OUR NATIONAL broadcaster faces far graver problems than can be addressed by reducing the salaries of a few star presenters or changing some faces on its popular shows. Like all media organisations, RTÉ now faces a prolonged period of retrenchment, cutbacks and redefinition in the face of a national economic crisis occurring in tandem with a fundamental global shift in the ways in which news and other information are gathered, presented and consumed. RTÉ director general Cathal Goan predicts a € 68 million drop in revenues in 2009, and has proposed a range of swingeing cuts in salaries and services to address the shortfall.
This week’s announcement by the Boxer consortium that it has withdrawn from the contract to provide a digital terrestrial transmission service adds further to the challenge. RTÉ is committed to significant expenditure on the digital rollout, which was planned to take place over the next three years. Whether or not the Government succeeds in persuading one of the other original bidders to take the contract on now (and that is highly debatable), the future is clouded with uncertainty.
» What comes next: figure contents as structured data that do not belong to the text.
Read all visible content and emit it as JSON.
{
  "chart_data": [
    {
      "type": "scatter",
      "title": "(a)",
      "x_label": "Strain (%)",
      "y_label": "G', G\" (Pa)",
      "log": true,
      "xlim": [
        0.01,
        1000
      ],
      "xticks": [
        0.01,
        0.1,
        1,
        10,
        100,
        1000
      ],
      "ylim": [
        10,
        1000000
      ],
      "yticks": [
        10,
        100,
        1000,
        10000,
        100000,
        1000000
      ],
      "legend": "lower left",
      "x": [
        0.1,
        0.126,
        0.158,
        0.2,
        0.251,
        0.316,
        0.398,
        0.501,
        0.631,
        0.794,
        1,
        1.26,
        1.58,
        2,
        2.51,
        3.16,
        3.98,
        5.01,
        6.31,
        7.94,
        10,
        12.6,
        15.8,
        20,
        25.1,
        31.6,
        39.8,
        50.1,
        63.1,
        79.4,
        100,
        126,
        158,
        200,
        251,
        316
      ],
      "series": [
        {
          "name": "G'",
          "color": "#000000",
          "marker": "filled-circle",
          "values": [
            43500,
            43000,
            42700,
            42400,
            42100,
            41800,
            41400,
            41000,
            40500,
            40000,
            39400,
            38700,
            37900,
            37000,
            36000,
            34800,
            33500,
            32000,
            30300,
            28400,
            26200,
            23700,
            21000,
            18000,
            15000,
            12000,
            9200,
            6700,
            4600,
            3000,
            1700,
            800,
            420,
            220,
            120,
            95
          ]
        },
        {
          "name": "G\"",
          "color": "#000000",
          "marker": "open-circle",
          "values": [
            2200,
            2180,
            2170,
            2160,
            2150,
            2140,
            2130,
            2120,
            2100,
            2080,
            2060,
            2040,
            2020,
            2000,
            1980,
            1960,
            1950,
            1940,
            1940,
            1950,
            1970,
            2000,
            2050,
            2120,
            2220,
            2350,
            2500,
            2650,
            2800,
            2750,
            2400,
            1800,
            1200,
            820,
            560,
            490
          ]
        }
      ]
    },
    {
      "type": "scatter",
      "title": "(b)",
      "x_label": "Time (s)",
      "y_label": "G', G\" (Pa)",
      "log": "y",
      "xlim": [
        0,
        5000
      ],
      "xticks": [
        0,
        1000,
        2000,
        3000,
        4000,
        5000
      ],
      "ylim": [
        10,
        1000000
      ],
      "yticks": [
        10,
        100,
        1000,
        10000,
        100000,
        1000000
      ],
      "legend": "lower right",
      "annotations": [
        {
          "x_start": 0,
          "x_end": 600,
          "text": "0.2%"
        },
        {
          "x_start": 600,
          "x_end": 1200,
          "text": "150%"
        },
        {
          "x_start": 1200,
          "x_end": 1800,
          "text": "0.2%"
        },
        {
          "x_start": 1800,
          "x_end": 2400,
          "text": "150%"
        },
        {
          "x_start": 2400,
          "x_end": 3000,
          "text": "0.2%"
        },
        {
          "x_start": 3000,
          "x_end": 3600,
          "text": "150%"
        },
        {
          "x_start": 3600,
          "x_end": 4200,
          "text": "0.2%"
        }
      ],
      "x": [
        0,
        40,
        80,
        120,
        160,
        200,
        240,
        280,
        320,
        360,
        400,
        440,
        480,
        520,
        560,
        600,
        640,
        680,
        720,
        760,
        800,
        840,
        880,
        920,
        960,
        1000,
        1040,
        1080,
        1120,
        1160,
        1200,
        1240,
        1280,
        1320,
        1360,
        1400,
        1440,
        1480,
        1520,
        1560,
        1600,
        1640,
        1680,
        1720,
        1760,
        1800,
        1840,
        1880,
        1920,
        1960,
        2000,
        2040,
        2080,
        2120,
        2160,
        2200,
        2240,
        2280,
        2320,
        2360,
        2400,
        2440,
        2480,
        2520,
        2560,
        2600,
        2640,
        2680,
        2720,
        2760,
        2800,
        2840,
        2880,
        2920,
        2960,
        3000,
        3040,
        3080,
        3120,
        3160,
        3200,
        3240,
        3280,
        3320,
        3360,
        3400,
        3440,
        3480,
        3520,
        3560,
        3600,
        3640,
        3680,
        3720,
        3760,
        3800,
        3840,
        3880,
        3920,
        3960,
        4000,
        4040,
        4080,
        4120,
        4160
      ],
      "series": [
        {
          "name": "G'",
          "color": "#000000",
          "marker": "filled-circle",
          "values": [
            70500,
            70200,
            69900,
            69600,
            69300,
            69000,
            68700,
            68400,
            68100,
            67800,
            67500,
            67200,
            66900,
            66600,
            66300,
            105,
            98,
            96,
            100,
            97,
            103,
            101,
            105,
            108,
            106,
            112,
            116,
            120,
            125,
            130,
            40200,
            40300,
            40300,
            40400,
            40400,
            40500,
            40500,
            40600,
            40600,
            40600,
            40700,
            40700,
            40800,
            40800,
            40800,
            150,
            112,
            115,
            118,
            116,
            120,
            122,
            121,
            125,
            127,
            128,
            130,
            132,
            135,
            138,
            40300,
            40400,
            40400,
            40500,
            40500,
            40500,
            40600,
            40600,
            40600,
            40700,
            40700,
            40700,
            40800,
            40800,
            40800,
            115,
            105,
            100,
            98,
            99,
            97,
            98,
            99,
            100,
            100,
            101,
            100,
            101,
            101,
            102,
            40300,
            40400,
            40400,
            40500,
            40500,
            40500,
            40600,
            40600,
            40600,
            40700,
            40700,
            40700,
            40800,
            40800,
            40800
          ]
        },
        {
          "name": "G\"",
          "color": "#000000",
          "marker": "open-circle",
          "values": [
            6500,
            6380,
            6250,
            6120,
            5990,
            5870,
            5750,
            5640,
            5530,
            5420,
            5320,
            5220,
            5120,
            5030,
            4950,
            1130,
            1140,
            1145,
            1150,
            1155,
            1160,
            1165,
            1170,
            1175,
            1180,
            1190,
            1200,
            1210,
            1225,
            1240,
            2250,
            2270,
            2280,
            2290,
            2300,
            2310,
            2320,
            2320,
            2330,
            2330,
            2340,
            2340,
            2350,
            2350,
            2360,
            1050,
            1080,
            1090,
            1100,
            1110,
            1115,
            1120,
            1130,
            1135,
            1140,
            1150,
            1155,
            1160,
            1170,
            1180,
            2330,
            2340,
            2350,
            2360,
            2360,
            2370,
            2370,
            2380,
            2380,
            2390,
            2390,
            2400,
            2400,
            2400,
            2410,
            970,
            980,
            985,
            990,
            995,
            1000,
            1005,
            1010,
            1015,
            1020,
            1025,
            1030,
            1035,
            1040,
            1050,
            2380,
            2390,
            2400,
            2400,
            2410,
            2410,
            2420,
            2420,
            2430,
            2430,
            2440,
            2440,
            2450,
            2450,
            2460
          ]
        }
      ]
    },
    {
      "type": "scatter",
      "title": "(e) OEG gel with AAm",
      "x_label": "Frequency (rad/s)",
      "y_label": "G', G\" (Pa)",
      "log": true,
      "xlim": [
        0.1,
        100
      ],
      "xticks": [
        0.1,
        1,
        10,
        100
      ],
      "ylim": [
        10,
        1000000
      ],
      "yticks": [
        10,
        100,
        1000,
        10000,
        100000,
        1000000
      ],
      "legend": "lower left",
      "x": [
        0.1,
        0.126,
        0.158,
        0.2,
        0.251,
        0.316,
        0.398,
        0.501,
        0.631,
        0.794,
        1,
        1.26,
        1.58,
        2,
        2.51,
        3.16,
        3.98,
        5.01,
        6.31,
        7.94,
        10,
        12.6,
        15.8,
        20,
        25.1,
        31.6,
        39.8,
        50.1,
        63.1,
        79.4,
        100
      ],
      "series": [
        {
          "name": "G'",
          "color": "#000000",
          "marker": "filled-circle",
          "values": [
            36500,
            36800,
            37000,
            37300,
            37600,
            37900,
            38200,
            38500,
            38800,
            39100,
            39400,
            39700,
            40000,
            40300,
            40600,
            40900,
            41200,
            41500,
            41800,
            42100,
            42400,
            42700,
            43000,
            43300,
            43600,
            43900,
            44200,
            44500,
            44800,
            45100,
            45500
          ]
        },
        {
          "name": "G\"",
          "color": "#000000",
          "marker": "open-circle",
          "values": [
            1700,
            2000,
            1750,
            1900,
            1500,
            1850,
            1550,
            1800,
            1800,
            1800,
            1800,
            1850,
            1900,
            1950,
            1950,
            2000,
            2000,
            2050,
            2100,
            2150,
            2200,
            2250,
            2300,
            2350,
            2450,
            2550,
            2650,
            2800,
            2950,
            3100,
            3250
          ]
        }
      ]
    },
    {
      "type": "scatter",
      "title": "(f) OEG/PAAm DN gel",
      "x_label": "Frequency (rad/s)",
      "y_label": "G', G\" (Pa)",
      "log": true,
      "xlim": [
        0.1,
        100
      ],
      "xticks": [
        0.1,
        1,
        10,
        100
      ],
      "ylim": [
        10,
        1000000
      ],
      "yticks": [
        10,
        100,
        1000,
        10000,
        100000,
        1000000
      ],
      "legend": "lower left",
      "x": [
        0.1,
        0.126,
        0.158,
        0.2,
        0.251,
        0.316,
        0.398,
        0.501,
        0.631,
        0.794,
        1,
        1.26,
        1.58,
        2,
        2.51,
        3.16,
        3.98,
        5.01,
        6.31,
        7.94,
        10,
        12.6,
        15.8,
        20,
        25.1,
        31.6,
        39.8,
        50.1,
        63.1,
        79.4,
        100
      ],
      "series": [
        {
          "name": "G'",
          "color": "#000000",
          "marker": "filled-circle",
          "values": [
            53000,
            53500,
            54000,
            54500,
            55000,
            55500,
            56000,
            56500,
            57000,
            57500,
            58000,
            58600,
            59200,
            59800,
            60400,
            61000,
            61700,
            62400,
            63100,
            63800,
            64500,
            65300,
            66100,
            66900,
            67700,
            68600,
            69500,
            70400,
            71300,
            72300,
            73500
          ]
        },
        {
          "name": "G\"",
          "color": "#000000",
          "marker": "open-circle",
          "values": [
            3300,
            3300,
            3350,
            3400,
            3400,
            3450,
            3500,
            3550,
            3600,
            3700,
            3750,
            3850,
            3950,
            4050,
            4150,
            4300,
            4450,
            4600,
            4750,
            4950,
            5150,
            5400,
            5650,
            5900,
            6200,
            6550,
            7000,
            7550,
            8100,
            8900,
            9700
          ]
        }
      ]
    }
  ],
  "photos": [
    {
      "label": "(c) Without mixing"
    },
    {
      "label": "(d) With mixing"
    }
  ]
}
For years RTÉ’s competitors have complained that the broadcaster uses its licence fee income as leverage to gain an unfair commercial advantage. TV3, which has also implemented severe cuts this year, returned to the fray this week, alleging that money from the licence fee was being used to subsidise below-cost selling of advertising space. In the past, RTÉ has for the most part successfully rebutted such charges.
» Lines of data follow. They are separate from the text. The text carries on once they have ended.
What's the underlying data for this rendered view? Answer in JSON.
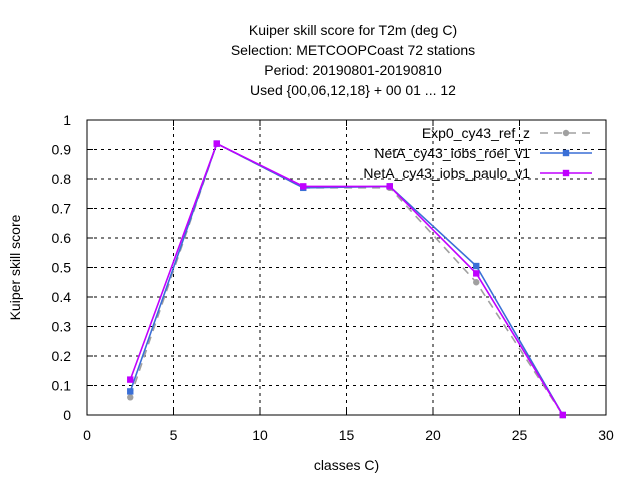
{
  "chart_data": {
    "type": "line",
    "title_lines": [
      "Kuiper skill score  for T2m (deg C)",
      "Selection: METCOOPCoast     72 stations",
      "Period: 20190801-20190810",
      "Used {00,06,12,18} + 00 01 ... 12"
    ],
    "xlabel": "classes C)",
    "ylabel": "Kuiper skill score",
    "xlim": [
      0,
      30
    ],
    "ylim": [
      0,
      1
    ],
    "xticks": [
      0,
      5,
      10,
      15,
      20,
      25,
      30
    ],
    "yticks": [
      0,
      0.1,
      0.2,
      0.3,
      0.4,
      0.5,
      0.6,
      0.7,
      0.8,
      0.9,
      1
    ],
    "grid": "dashed",
    "legend_position": "top-right",
    "x": [
      2.5,
      7.5,
      12.5,
      17.5,
      22.5,
      27.5
    ],
    "series": [
      {
        "name": "Exp0_cy43_ref_z",
        "color": "#a0a0a0",
        "dash": true,
        "marker": "circle",
        "values": [
          0.06,
          0.92,
          0.77,
          0.77,
          0.45,
          0.0
        ]
      },
      {
        "name": "NetA_cy43_iobs_roel_v1",
        "color": "#3a6fd6",
        "dash": false,
        "marker": "square",
        "values": [
          0.08,
          0.92,
          0.77,
          0.775,
          0.505,
          0.0
        ]
      },
      {
        "name": "NetA_cy43_iobs_paulo_v1",
        "color": "#c000ff",
        "dash": false,
        "marker": "square",
        "values": [
          0.12,
          0.92,
          0.775,
          0.775,
          0.48,
          0.0
        ]
      }
    ]
  }
}
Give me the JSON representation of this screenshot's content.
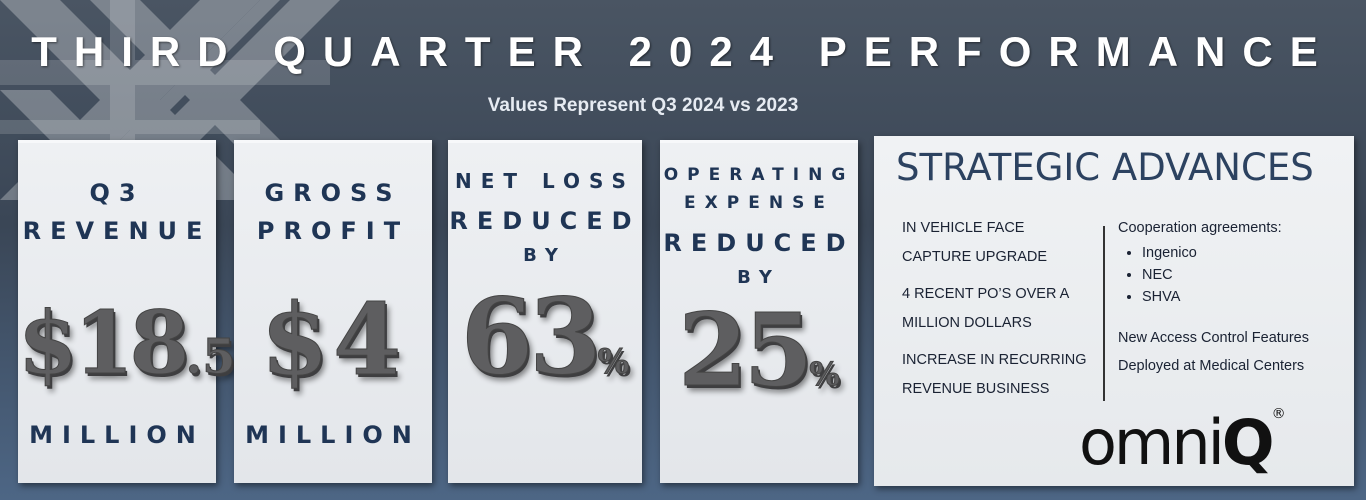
{
  "title": "THIRD QUARTER 2024 PERFORMANCE",
  "subtitle": "Values Represent Q3 2024 vs 2023",
  "cards": [
    {
      "top_line1": "Q3",
      "top_line2": "REVENUE",
      "value_main": "$18",
      "value_small": ".5",
      "bottom": "MILLION"
    },
    {
      "top_line1": "GROSS",
      "top_line2": "PROFIT",
      "value_main": "$4",
      "bottom": "MILLION"
    },
    {
      "top_line1": "NET LOSS",
      "top_line2": "REDUCED",
      "top_line3": "BY",
      "value_main": "63",
      "value_small": "%"
    },
    {
      "top_line1": "OPERATING",
      "top_line2": "EXPENSE",
      "top_line3": "REDUCED",
      "top_line4": "BY",
      "value_main": "25",
      "value_small": "%"
    }
  ],
  "strategic": {
    "title": "STRATEGIC ADVANCES",
    "left_items": [
      "IN VEHICLE FACE",
      "CAPTURE UPGRADE",
      "4 RECENT PO’S OVER A",
      "MILLION DOLLARS",
      "INCREASE IN RECURRING",
      "REVENUE BUSINESS"
    ],
    "cooperation_label": "Cooperation agreements:",
    "partners": [
      "Ingenico",
      "NEC",
      "SHVA"
    ],
    "access_line1": "New Access Control Features",
    "access_line2": "Deployed at Medical Centers"
  },
  "logo": {
    "text": "omni",
    "q": "Q",
    "reg": "®"
  },
  "colors": {
    "label": "#1f3555",
    "heading": "#2c4260",
    "number": "#5e5e60"
  }
}
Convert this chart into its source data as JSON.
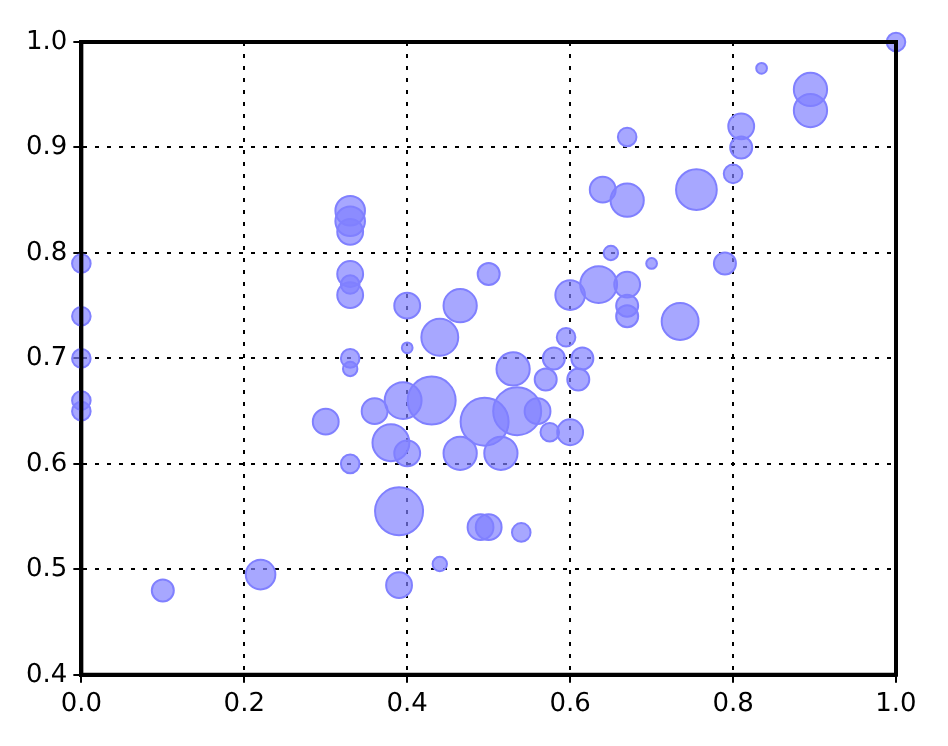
{
  "chart_data": {
    "type": "bubble",
    "x": [
      0.0,
      0.0,
      0.0,
      0.0,
      0.0,
      0.1,
      0.22,
      0.3,
      0.33,
      0.33,
      0.33,
      0.33,
      0.33,
      0.33,
      0.33,
      0.33,
      0.33,
      0.36,
      0.38,
      0.39,
      0.39,
      0.4,
      0.4,
      0.395,
      0.43,
      0.4,
      0.44,
      0.44,
      0.465,
      0.465,
      0.495,
      0.5,
      0.49,
      0.54,
      0.53,
      0.57,
      0.535,
      0.56,
      0.575,
      0.6,
      0.515,
      0.58,
      0.615,
      0.61,
      0.67,
      0.64,
      0.67,
      0.755,
      0.81,
      0.81,
      0.8,
      0.835,
      0.895,
      0.895,
      1.0,
      0.5,
      0.65,
      0.7,
      0.79,
      0.6,
      0.635,
      0.67,
      0.67,
      0.67,
      0.735,
      0.595
    ],
    "values": [
      0.79,
      0.74,
      0.7,
      0.66,
      0.65,
      0.48,
      0.495,
      0.64,
      0.6,
      0.7,
      0.69,
      0.84,
      0.83,
      0.82,
      0.78,
      0.77,
      0.76,
      0.65,
      0.62,
      0.555,
      0.485,
      0.75,
      0.71,
      0.66,
      0.66,
      0.61,
      0.505,
      0.72,
      0.75,
      0.61,
      0.64,
      0.54,
      0.54,
      0.535,
      0.69,
      0.68,
      0.65,
      0.65,
      0.63,
      0.63,
      0.61,
      0.7,
      0.7,
      0.68,
      0.91,
      0.86,
      0.85,
      0.86,
      0.92,
      0.9,
      0.875,
      0.975,
      0.955,
      0.935,
      1.0,
      0.78,
      0.8,
      0.79,
      0.79,
      0.76,
      0.77,
      0.77,
      0.75,
      0.74,
      0.735,
      0.72
    ],
    "sizes": [
      0.15,
      0.15,
      0.15,
      0.15,
      0.15,
      0.21,
      0.38,
      0.29,
      0.15,
      0.15,
      0.09,
      0.38,
      0.38,
      0.29,
      0.29,
      0.15,
      0.29,
      0.29,
      0.59,
      1.0,
      0.29,
      0.29,
      0.05,
      0.59,
      1.0,
      0.29,
      0.09,
      0.59,
      0.48,
      0.48,
      1.0,
      0.29,
      0.29,
      0.15,
      0.48,
      0.21,
      1.0,
      0.29,
      0.15,
      0.29,
      0.48,
      0.21,
      0.21,
      0.21,
      0.15,
      0.29,
      0.48,
      0.72,
      0.29,
      0.21,
      0.15,
      0.05,
      0.48,
      0.48,
      0.15,
      0.21,
      0.09,
      0.05,
      0.21,
      0.38,
      0.59,
      0.29,
      0.21,
      0.21,
      0.59,
      0.15
    ],
    "color": "#8080ff",
    "xlim": [
      0,
      1
    ],
    "xticks": [
      {
        "value": 0,
        "label": "0.0"
      },
      0.2,
      0.4,
      0.6,
      0.8,
      {
        "value": 1,
        "label": "1.0"
      }
    ],
    "ylim": [
      0.4,
      1.0
    ],
    "yticks": [
      0.4,
      0.5,
      0.6,
      0.7,
      0.8,
      0.9,
      {
        "value": 1,
        "label": "1.0"
      }
    ],
    "grid": true,
    "legend": false,
    "line_style": "dotted"
  }
}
But as the broadcaster makes tough decisions on where the axe might fall, it must demonstrate that the licence fee, which now forms an even larger part of its revenue stream, is directed solely towards public service broadcasting. The logical corollary is that, if advertising revenues are down, then those parts of its service which RTÉ itself defines as purely commercial should bear the brunt of any cuts.
The organisation needs to be far more transparent about the demarcation lines between its commercial and non-commercial activities. It has to be much clearer about how its online strategy, exemplified by the impressive RTÉ Player launched this week, dovetails with its public service remit. Meanwhile, Minister for Communications Eamon Ryan should seriously consider whether the regulatory framework proposed in the Broadcasting Bill, currently making its way through the Oireachtas, is already out of date in a rapidly evolving media environment.